Current research on HIF-1α in AKI is focused on two cutting-edge directions. First, it is crucial to thoroughly understand the mechanism of action of HIF-1α in the complex signalling network of AKI (Han et al., 2024), and its interactions and co-regulation with key molecules (such as KLF5) still need to be clarified. For example, in the specific pathway where the C-terminal transactivation domain of HIF-1α promotes the progression of AKI to chronic kidney disease, the presence of unknown intermediate steps or synergistic factors remains to be elucidated (Li et al., 2021a). Second, the cross-talk mechanisms between HIF-1α and multiple pathways such as metabolism, inflammation, and apoptosis remain unclear. Clarifying these networks will provide a theoretical foundation for developing precise treatment strategies. Breakthroughs in single-cell sequencing technology have opened up new opportunities. This technology can analyse the expression differences and functional specificity of HIF-1α in specific subpopulations such as renal tubular epithelial cells, macrophages, and fibroblasts at the single-cell level (Han et al., 2024), driving the transition of AKI treatment from broad-based interventions to cell type-targeted regulation. Based on the above understanding of the mechanism, the development of drugs targeting HIF-1α holds great promise: small-molecule compounds designed to precisely regulate its activity (such as inhibiting excessive activation) have been shown to reverse glucose metabolism disorders and inflammatory factor imbalances in LPS-induced AKI models (Li et al., 2021b).

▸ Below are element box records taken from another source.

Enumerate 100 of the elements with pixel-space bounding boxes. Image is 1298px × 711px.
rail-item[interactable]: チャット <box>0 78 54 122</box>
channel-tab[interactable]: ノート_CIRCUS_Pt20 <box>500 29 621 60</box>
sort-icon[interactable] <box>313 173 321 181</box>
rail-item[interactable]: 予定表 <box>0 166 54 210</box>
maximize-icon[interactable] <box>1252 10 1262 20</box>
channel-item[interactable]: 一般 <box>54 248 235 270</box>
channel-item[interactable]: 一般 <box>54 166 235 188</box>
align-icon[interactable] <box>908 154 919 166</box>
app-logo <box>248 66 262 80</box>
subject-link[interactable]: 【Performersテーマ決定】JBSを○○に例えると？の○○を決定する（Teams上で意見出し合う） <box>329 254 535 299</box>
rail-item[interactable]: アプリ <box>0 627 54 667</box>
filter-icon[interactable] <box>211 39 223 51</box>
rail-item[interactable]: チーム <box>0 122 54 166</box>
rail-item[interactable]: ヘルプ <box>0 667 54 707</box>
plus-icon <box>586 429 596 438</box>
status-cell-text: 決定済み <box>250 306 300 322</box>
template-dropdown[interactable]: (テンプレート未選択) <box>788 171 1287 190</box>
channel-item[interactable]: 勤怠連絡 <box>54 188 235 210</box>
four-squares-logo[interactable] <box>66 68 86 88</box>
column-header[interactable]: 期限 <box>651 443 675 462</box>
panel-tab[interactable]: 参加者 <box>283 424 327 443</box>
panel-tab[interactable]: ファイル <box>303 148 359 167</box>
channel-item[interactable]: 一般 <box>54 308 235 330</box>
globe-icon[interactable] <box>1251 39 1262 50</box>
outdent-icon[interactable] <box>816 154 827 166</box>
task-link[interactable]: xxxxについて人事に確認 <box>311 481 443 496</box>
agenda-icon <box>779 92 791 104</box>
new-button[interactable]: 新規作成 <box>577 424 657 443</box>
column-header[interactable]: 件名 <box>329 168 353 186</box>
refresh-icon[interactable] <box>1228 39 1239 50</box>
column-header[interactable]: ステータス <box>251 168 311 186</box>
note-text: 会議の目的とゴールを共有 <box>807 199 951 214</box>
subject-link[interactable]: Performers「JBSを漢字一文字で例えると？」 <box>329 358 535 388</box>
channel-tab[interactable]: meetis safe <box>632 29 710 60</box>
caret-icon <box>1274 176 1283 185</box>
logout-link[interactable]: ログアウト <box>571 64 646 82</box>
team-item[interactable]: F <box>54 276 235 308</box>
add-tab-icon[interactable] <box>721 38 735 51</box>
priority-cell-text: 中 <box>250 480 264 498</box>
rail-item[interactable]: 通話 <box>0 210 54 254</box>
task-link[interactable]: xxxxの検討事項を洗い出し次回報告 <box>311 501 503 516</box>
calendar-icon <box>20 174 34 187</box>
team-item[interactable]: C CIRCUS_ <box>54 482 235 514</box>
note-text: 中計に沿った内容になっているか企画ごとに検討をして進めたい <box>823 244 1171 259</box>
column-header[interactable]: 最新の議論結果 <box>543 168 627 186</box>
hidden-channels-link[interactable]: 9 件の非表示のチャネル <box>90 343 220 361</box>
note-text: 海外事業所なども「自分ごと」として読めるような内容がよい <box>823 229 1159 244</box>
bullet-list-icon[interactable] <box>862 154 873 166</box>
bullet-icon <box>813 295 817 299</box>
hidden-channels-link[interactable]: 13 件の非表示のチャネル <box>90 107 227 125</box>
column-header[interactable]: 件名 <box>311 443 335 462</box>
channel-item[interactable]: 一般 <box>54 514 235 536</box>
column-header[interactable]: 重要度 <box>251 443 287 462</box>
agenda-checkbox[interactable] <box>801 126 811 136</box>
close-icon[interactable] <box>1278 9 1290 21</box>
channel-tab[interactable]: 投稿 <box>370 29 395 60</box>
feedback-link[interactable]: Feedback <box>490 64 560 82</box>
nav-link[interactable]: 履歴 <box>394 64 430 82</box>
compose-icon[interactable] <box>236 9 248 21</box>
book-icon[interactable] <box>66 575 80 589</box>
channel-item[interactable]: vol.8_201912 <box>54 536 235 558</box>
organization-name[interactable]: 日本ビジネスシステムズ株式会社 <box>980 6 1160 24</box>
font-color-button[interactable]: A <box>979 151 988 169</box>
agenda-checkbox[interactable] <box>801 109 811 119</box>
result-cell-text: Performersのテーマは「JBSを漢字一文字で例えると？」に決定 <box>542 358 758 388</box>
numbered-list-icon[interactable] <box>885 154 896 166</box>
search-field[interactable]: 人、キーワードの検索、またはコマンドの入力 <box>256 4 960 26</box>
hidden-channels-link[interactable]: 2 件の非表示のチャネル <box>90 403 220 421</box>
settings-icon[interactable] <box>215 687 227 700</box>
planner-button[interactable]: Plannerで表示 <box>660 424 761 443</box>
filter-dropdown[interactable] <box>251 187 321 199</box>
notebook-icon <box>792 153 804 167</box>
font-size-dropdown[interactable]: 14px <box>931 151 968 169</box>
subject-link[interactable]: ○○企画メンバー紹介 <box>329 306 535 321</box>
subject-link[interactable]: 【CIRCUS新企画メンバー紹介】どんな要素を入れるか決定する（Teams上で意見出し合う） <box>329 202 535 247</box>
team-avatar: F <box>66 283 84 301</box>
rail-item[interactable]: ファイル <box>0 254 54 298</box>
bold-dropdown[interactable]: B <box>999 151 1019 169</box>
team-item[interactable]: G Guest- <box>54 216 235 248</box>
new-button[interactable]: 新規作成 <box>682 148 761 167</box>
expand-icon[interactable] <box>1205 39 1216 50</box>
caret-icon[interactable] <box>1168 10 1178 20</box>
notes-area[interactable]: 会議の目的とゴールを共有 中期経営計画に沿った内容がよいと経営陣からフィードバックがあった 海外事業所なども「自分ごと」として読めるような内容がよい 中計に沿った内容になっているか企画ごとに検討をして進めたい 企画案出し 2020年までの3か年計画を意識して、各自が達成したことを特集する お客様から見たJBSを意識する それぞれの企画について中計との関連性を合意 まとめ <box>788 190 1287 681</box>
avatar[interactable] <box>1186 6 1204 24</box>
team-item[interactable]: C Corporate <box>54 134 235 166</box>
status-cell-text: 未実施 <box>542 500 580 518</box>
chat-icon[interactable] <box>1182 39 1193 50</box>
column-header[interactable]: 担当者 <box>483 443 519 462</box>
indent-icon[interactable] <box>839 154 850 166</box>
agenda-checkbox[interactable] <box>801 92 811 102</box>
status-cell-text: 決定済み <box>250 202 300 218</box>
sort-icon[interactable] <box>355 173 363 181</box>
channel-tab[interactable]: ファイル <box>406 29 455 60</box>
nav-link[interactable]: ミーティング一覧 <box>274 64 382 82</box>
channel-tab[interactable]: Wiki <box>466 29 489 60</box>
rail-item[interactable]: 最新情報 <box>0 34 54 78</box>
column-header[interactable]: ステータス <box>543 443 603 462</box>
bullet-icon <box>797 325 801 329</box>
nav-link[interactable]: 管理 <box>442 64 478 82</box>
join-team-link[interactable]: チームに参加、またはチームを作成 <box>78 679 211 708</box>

In addition, gene editing or gene delivery therapies targeting HIF-1α are expected to become a reality in gene therapy strategies (Zhang Z. et al., 2022). Gene therapy strategies may achieve precise repair of kidney cells by targeting regulatory elements (such as the CRISPR system or HIF-1α effector genes) via nanocarriers, drawing on the successful delivery of the Klotho gene (Neyra et al., 2020). Mesenchymal stem cells and their exosomes may also promote tissue regeneration by regulating the HIF-1α network through paracrine signals (Cao et al., 2021).

HIF-1α still faces significant challenges in AKI research. Its role is highly complex: it may exert opposite functions in different disease stages (acute injury phase vs. fibrotic progression phase) and different cell types (early protection vs. sustained activation promoting fibrosis), and its interaction network with metabolic, inflammatory, and cell death pathways has not yet been fully elucidated (Jiang M. et al., 2020). For example, when targeting key nodes in HIF-1α to promote CKD progression, overcoming the challenges of its synergistic effects with multiple factors is necessary. The development of safe and effective targeted drugs also faces bottlenecks such as specificity (avoiding off-target effects), bioavailability (renal-selective delivery), and long-term safety. However, new technologies are creating breakthrough opportunities: single-cell sequencing can precisely map the cell type-specific regulatory landscape of HIF-1α (Han et al., 2024), providing a basis for designing spatiotemporally precise intervention strategies; gene editing technologies (such as CRISPR-Cas9) hold promise for targeted modification of HIF-1α or its regulatory factors; advanced nanocarriers can optimise the renal targeted delivery efficiency of therapeutic molecules (Zhang Z. et al., 2022; Neyra et al., 2020). A deeper understanding of the pathophysiology of AKI, combined with interdisciplinary technological integration, will accelerate the translation of HIF-1α research findings into transformative clinical therapies.